Speaking to Mishal Husain on BBC Radio 4′s Today programme, Malthouse repeated the party line again and said: “The reassurances I have been given are that none of those rules were broken at Downing Street.

“They complied by the regulations at the time.”

Husain said: “I know that’s the answer.

“But it doesn’t make sense to people who hear the description of the gathering – which has not been denied by Downing Street and if it wasn’t true it would be very easy for them to deny it, and then – they contrast that to the rules that only permitted gatherings reasonably necessary for work, and they don’t understand how that description of it being within the rules applies.”

Malthouse said: “The description [there] doesn’t mean that’s what actually took place.”

Husain said: “Why haven’t they denied it then?”

Malthouse said he had asked Downing Street, and he was reassured that all the rules were followed.

Husain continued to press him, only for the policing minister to say: “I’m not an investigator Mishal, my job to seek reassurance.”

“You must want to know the answer to that question – how can that gathering be within the rules, how?” She asked.

Malthouse dodged the question again and said she should redirect her query to No.10.
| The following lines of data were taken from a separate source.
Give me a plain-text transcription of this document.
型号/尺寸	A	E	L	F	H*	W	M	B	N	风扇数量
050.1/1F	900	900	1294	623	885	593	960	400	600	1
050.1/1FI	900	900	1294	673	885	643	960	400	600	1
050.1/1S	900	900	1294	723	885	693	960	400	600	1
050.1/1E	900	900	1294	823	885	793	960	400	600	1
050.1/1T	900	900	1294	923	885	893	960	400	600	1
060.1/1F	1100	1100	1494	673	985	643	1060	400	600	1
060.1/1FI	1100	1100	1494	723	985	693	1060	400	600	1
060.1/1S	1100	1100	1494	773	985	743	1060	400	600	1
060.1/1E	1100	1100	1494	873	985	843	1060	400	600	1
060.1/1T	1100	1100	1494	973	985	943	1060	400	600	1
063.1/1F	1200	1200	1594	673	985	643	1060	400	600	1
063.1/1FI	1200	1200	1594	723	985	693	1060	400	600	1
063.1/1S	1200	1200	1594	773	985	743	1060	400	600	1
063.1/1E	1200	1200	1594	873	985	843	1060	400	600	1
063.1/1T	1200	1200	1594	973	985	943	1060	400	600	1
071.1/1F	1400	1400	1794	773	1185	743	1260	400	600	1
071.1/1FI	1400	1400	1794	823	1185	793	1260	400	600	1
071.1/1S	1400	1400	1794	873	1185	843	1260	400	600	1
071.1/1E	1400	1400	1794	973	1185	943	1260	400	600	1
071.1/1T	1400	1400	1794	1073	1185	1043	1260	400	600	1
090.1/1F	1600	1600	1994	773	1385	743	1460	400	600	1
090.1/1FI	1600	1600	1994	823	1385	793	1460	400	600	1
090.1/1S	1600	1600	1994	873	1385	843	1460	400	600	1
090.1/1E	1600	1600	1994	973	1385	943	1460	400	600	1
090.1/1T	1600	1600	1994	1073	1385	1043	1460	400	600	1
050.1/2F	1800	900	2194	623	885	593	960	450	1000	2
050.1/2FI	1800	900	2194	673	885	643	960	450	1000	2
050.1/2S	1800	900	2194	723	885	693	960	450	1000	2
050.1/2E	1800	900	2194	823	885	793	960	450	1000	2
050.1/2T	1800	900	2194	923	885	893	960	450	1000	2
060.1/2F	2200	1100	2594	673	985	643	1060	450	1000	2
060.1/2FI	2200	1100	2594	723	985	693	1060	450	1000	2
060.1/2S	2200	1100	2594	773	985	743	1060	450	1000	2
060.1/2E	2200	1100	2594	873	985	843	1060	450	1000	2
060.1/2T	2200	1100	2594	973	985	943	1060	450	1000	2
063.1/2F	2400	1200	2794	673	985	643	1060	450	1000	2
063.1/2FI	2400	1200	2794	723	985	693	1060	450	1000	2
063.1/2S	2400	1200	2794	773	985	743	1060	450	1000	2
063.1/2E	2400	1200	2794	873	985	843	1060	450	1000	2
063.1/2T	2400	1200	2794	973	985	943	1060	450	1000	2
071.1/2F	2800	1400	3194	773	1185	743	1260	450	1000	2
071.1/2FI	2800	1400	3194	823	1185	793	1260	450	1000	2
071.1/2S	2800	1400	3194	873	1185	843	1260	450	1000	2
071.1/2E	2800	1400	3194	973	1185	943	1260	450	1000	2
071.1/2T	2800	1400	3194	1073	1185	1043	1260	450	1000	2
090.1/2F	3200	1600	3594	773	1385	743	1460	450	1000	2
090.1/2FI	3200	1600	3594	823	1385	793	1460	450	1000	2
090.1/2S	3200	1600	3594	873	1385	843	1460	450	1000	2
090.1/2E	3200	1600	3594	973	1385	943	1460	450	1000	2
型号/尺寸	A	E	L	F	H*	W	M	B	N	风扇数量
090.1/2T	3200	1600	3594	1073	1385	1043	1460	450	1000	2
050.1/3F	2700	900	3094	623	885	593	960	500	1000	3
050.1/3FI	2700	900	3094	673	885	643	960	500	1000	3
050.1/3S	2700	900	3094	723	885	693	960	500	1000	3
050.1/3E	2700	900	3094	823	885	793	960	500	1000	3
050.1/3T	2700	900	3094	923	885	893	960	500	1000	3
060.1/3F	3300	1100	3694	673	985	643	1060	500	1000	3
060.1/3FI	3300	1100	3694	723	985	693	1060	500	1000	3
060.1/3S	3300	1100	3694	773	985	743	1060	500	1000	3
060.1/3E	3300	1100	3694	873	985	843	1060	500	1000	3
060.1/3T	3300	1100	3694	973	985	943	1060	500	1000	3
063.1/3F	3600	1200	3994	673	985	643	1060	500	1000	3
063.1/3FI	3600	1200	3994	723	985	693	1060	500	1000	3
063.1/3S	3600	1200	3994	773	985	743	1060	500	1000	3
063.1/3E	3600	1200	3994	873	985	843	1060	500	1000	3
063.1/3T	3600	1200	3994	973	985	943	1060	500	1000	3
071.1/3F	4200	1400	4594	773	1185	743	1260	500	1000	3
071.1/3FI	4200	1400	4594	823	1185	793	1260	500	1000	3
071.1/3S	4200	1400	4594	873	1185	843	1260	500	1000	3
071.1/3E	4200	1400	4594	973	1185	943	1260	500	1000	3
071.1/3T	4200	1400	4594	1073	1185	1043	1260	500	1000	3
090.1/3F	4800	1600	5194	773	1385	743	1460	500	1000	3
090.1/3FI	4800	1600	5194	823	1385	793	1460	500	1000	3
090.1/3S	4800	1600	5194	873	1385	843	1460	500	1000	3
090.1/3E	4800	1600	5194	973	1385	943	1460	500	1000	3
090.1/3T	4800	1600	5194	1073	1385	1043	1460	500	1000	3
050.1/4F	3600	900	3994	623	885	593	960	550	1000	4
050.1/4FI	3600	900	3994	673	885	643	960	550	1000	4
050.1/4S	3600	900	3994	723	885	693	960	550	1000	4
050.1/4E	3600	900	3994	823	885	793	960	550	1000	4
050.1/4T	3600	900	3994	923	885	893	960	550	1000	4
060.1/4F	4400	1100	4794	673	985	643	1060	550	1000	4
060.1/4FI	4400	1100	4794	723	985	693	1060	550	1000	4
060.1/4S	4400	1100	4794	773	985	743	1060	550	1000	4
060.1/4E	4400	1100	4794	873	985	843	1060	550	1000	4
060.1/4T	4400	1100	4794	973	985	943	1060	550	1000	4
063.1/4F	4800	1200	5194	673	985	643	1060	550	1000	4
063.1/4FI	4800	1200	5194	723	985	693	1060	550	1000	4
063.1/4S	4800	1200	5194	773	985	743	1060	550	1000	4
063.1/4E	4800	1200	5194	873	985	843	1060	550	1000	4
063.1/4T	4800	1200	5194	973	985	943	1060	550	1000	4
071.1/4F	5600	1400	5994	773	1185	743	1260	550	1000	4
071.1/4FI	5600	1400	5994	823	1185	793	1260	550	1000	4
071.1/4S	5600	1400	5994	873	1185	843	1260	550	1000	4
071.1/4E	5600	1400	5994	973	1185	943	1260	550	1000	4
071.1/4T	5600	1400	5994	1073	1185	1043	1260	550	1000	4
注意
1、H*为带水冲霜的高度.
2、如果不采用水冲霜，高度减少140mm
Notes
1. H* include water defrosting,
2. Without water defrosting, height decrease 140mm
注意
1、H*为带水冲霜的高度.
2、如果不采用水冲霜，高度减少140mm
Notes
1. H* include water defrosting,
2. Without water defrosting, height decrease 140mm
Adding that he had received “reassurances”, he said: “I have to take that at face value, that’s absolutely what I’m sure is the case.

“It’s up to others if they want to take it further.”

He said that he believed No.10′s claims and that he was “comfortable” the rules had been followed.

At the time, only gatherings reasonable for work were permitted.

Malthouse also said questions surrounding the alleged party depend on factors such as “how far apart would people have been”, and the “size of space it was” and other “variations”.

Malthouse also struggled to field similar questions on BBC Breakfast.

He was asked by Sally Nugent if – as he is supporting an investigation into drug-use in parliament – will he support an investigation into No.10′s alleged party.

He replied: “I haven’t offered a view other way on the party. I just said I’ve had assurances [that Covid rules were followed].”